Gue main MB, lagu-lagu perjuangan. Di samping temen-temen gue (yang ditunjuk adalah anak2 IPS) pada jadi paskib, penjemput kelas, pemimpin upacara, pemimpin kelompok dan orang yang bakal berpidato. Gue enggak peduli, seberapapun gue capek abis TC hari Sabtu, itu upacara mesti jalan dengan bagus. Anak-anak TPSU dan TTM juga pasti ikutan menampilkan yang terbaik.

Kita sebagai kelas penyelenggara, enggak mau *mengecewakan penonton.* Kita mesti upacara dengan bagus!

Ya, setiap kali upacara, tepatnya setiap kali bendera itu dinaikkan, peserta hormat dan lagu kebangsaan di putar, gue selalu merinding. Saat itu, gue merasa gue bener-bener bangga jadi orang Indonesia. Entah alasannya, pokoknya gue bangga. Meskipun kadang-kadang gue suka berpikir, kenapa dulu bangsa kita itu *bodoh*, dijajah oleh bangsa lain selama berabad-abad, tapi tentunya gue menghargai jasa pahlawan yang berusaha membuat negara ini merdeka.

Dengan begitu sekarang, gue bisa tinggal di Indonesia dengan nikmat berkat hasil kerja mereka. Gue enggak perlu capek-capek buat pegang senjata. Gue cukup berusaha mengisi kemerdekaan, yah tentunya dengan BELAJAR.

Selain itu, gue juga bertanya-tanya. Kenapa kita mesti bangga menjadi orang Indonesia? Udah enggak asing lagi buat kita mendengar berita di TV atau baca di koran. Pembunuhan hampir terjadi tiap hari, belum puas cuma dibunuh, bahkan dimutilasi. Korupsi enggak tanggung-tanggung, menyiksa rakyat kecil, harga BBM naik, rakyat kecil lagi yang berteriak-teriak, lingkungan kotor dan banyak polusi, perang antar suku, Narkoba, kita masih punya hutang dengan luar negeri, kemiskinan yang dialami sebagian besar rakyat sehingga mereka menghalalkan segala cara, termasuk cara-cara yang enggak masuk akal supaya masih bisa bertahan hidup. Keadilan itu sama sekali enggak ditegakkan. Karena saking banyaknya masalah, mungkin mereka sendiri juga kewalahan, sehingga agak tidak mengherankan kalau banyak dari kita yang berusaha untuk melepaskan diri. Kata orang ini jaman edan.
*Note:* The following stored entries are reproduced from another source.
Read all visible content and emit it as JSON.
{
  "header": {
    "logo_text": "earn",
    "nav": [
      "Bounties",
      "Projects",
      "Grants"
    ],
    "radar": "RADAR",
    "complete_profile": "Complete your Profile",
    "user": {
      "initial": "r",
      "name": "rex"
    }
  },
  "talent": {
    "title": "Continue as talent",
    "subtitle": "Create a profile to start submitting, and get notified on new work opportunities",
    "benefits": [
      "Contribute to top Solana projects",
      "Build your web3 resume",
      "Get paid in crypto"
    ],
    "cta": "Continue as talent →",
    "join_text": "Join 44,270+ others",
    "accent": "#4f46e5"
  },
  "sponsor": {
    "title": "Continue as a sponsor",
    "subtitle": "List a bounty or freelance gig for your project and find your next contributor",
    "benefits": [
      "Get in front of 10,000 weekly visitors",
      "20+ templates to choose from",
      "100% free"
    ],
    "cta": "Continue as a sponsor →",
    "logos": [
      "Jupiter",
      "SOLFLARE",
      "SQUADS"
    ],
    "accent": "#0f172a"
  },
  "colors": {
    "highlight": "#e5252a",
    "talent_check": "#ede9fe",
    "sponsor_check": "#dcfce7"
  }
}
Kenyataan itu, membuat kita berpikir. Apakah kita masih mau mencintai Indonesia atau enggak. Meninggalkan negara ini, dan malah berbakti pada negara lain. Kita memang memiliki budaya yang beranekaragam dari Sabang sampai Merauke. Budaya yang bener-bener BANYAK BANGET, yang unik, yang beda dari yang lain. Kita memang punya negara kepulauan yang paling terbesar. Tapi, apakah itu menjamin?

Sekarang, para generasi muda sudah mulai meninggalkan budaya asli Indonesia. Mereka malah lebih senang dengan budaya asing yang jauh lebih *menyenangkan* ketimbang budaya sendiri. Bisa dihitung berapa banyak generasi muda yang masih mau menyediakan waktunya untuk mempelajari alat musik tradisional, yang masih peduli dengan kesenian tradisional yang dipentaskan di teater nasional, yang masih mau mengenal bahasa daerah. Kita semua sudah terseret arus budaya global. Budaya global memanjakan kita, membuat kita jadi buta dengan budaya sendiri yang sebenarnya jauh lebih kaya daripada budaya luar. Memang, sepertinya budaya luar membaur dengan budaya setempat, tapi pada kenyataan, itu malah cenderung ke arah mendominasi.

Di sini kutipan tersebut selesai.